Naturalmente, gostar ou não de futebol é uma preferência subjetiva de cada um. Não gostar de futebol é um parecer do agrado individual, tão respeitável quanto qualquer outro. Entretanto, desprezar o futebol não é uma atitude aceitável para um brasileiro.
O futebol é o fato central da nossa cultura. Um brasileiro desprezar o futebol é o mesmo que um grego antigo desprezar a tragédia. É a mais pura alienação da realidade da comunidade em que vive e uma soberba cegueira para a constituição íntima da sociedade que o cerca e que lhe dá sua identidade.
Engana-se atrozmente quem pensa que o futebol é uma mera diversão ou um passatempo, um entretenimento raso como um programa de auditório ou um jogo de dados. A importância do futebol para a formação cultural brasileira transcende completamente os limites das banalidades cotidianas.
O desprezo ao futebol é praticado por ideologias de todas as cores. Nisso unem-se os marxistas com seu discurso materialista sobre “alienação” das classes populares e os conservadores com seu ideal romântico de “alta cultura” e de “vida intelectual”, que inclui charutos, suspensórios e música clássica, mas de forma alguma as “diversões e perdas de tempo do populacho”.
Aplicar ao futebol a cantilena do “pão e circo” é passar recibo de que se vive encastelado numa torre de marfim, completamente alheio à realidade do povo a que pertence. Que triste pobreza de espírito desconhecer quantos brasileiros foram criados em meio à miséria mais absoluta, cercados por violência, abuso de drogas, prostituição, cuja única vez que conheceram a alegria em toda a infância foi nas vitórias nos gramados!
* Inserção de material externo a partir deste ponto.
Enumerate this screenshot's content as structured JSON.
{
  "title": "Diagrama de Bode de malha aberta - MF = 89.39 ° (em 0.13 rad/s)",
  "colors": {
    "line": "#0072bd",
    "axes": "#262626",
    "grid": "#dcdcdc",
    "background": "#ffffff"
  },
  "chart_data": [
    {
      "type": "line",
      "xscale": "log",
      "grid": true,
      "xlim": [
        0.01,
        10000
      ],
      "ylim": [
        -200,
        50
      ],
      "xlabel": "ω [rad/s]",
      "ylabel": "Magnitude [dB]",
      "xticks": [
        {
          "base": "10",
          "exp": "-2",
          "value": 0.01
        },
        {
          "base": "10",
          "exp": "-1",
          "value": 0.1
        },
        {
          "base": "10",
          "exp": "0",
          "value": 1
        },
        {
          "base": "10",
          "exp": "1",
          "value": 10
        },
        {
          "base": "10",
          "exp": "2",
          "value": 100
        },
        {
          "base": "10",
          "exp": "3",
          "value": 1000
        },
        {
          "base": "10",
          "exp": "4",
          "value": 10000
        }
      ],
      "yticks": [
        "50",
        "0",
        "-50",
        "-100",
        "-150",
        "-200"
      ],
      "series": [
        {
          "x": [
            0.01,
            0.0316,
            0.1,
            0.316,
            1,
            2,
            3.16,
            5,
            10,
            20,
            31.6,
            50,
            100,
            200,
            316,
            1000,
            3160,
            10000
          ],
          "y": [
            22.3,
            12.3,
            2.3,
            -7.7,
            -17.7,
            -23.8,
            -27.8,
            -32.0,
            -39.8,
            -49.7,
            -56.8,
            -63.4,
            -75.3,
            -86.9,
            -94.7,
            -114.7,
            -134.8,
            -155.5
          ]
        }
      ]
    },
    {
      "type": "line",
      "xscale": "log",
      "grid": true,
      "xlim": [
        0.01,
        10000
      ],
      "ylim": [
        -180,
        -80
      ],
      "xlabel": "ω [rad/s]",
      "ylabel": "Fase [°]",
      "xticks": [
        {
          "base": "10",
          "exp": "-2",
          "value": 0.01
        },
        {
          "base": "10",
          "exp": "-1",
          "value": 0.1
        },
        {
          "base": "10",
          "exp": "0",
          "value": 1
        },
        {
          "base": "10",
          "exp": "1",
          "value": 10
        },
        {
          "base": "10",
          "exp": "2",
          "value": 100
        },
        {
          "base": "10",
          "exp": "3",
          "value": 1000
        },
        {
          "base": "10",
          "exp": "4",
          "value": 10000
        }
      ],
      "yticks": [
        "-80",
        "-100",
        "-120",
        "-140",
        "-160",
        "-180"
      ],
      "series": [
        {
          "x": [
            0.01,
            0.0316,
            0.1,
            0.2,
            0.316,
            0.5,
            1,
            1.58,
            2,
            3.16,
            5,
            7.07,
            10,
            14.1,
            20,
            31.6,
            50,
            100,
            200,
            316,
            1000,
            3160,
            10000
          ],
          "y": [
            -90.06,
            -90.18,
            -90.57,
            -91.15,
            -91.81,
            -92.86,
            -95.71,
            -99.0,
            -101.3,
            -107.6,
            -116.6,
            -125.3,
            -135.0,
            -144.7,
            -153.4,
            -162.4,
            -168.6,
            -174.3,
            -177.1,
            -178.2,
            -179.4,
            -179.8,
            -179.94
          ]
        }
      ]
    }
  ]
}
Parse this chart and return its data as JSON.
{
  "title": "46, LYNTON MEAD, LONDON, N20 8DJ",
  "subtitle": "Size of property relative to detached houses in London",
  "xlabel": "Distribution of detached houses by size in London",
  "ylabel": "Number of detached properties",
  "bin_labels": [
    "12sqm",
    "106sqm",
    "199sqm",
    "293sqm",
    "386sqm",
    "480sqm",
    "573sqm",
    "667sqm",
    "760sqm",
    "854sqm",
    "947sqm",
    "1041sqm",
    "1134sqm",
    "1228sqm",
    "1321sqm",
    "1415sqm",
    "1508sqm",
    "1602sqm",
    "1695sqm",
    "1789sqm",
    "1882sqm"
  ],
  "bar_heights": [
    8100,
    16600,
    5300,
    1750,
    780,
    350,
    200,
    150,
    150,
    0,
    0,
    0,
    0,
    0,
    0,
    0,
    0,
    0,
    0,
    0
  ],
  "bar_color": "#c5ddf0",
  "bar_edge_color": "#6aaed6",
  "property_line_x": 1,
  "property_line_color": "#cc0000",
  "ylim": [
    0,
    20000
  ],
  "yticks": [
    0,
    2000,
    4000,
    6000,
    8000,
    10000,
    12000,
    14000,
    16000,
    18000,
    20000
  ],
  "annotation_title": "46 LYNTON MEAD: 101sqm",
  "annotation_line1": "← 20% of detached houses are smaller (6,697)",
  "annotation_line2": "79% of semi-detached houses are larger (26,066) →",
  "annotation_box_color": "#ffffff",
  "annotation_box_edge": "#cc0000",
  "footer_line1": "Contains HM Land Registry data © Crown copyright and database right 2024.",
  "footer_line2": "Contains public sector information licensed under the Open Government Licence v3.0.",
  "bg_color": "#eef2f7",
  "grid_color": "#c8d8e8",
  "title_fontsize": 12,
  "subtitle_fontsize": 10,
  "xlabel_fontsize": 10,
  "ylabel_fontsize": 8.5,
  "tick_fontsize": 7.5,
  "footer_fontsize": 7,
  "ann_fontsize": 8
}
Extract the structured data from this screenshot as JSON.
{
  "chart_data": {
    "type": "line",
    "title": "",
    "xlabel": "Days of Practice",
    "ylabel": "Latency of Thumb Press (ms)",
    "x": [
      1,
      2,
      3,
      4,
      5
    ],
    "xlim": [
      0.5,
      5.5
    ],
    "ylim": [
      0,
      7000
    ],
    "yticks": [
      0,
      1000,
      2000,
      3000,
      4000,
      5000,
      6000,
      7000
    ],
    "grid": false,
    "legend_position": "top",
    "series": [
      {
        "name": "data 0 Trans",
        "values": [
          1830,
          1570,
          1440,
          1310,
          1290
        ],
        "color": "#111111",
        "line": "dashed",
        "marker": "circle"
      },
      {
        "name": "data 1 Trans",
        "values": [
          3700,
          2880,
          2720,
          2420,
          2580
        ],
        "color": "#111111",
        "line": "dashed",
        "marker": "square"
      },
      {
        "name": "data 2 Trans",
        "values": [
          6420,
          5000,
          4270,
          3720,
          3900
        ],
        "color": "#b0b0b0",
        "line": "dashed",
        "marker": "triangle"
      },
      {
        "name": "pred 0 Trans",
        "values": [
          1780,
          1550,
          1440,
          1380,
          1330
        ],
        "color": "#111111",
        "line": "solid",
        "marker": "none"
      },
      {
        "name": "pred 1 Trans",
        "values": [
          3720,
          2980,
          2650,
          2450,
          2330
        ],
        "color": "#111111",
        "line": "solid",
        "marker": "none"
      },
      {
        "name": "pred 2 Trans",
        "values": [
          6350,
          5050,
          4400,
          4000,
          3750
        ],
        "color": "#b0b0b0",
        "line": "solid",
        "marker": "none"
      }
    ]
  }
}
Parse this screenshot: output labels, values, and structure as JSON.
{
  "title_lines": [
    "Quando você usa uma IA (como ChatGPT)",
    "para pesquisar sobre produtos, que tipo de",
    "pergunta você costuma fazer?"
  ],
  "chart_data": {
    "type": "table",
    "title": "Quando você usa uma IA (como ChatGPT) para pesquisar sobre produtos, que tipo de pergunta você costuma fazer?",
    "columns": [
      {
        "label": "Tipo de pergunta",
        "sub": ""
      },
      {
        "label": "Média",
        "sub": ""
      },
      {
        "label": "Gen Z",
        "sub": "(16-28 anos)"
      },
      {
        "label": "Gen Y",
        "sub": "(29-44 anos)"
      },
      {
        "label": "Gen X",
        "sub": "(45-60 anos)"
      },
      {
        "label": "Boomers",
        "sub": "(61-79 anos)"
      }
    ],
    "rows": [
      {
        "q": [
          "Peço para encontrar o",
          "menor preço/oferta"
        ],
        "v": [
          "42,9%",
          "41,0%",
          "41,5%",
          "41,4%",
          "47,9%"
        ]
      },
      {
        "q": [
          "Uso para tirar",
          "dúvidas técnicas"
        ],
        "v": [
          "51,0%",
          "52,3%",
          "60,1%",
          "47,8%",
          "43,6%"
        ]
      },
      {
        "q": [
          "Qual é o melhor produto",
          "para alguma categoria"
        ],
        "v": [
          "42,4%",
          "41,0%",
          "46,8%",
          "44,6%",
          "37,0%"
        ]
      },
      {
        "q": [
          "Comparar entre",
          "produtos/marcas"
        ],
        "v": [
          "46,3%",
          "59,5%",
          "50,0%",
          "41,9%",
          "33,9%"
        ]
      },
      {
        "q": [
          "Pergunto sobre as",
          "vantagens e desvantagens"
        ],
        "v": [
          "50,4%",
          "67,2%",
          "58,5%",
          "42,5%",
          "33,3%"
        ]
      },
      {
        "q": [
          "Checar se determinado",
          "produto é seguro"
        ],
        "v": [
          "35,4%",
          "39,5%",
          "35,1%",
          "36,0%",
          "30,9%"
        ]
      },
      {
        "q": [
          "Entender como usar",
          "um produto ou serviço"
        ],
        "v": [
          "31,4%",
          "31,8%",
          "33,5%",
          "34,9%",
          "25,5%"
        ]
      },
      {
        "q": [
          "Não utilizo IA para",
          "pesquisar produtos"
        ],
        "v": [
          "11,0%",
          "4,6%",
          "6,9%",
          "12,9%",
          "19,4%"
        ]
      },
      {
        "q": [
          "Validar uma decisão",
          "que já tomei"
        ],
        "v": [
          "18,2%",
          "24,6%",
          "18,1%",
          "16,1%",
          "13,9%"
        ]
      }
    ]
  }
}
Quantos cresceram sem carinho dos pais, sem brinquedos, sem direito de ser criança, mas aprenderam a sorrir com um gol do Flamengo! Quantos não perderam completamente a esperança nem endureceram definitivamente seus corações porque, no fundo de suas memórias, ainda tinham a consciência de que existe uma felicidade possível mesmo para o mais miserável dos homens, representada por aquela taça vencida com exemplar heroísmo, por aquele gol marcado nos minutos finais, quando já não parecia haver horizonte! Quantos não foram até o suicídio porque ainda lhes restava uma alegria na vida! Quantos não se entregaram à criminalidade porque, ao menos uma vez na vida, compreenderam que é possível ser feliz vivendo honestamente!
Para uma infinidade de brasileiros sem voz, sem identidade, perdidos nas favelas e nas malocas, o gol do Flamengo foi o único Evangelho que já ouviram. Foi um único vislumbre da esperança, da fé e da alegria que tiveram no meio de uma vida desgraçada. A vitória de seu time é o seu Sermão da Montanha – é sua notícia de que os verdadeiros bem-aventurados são os pobres, os famintos, os sedentos, os desdentados porque serão consolados quando o amor remediar eternamente a dor.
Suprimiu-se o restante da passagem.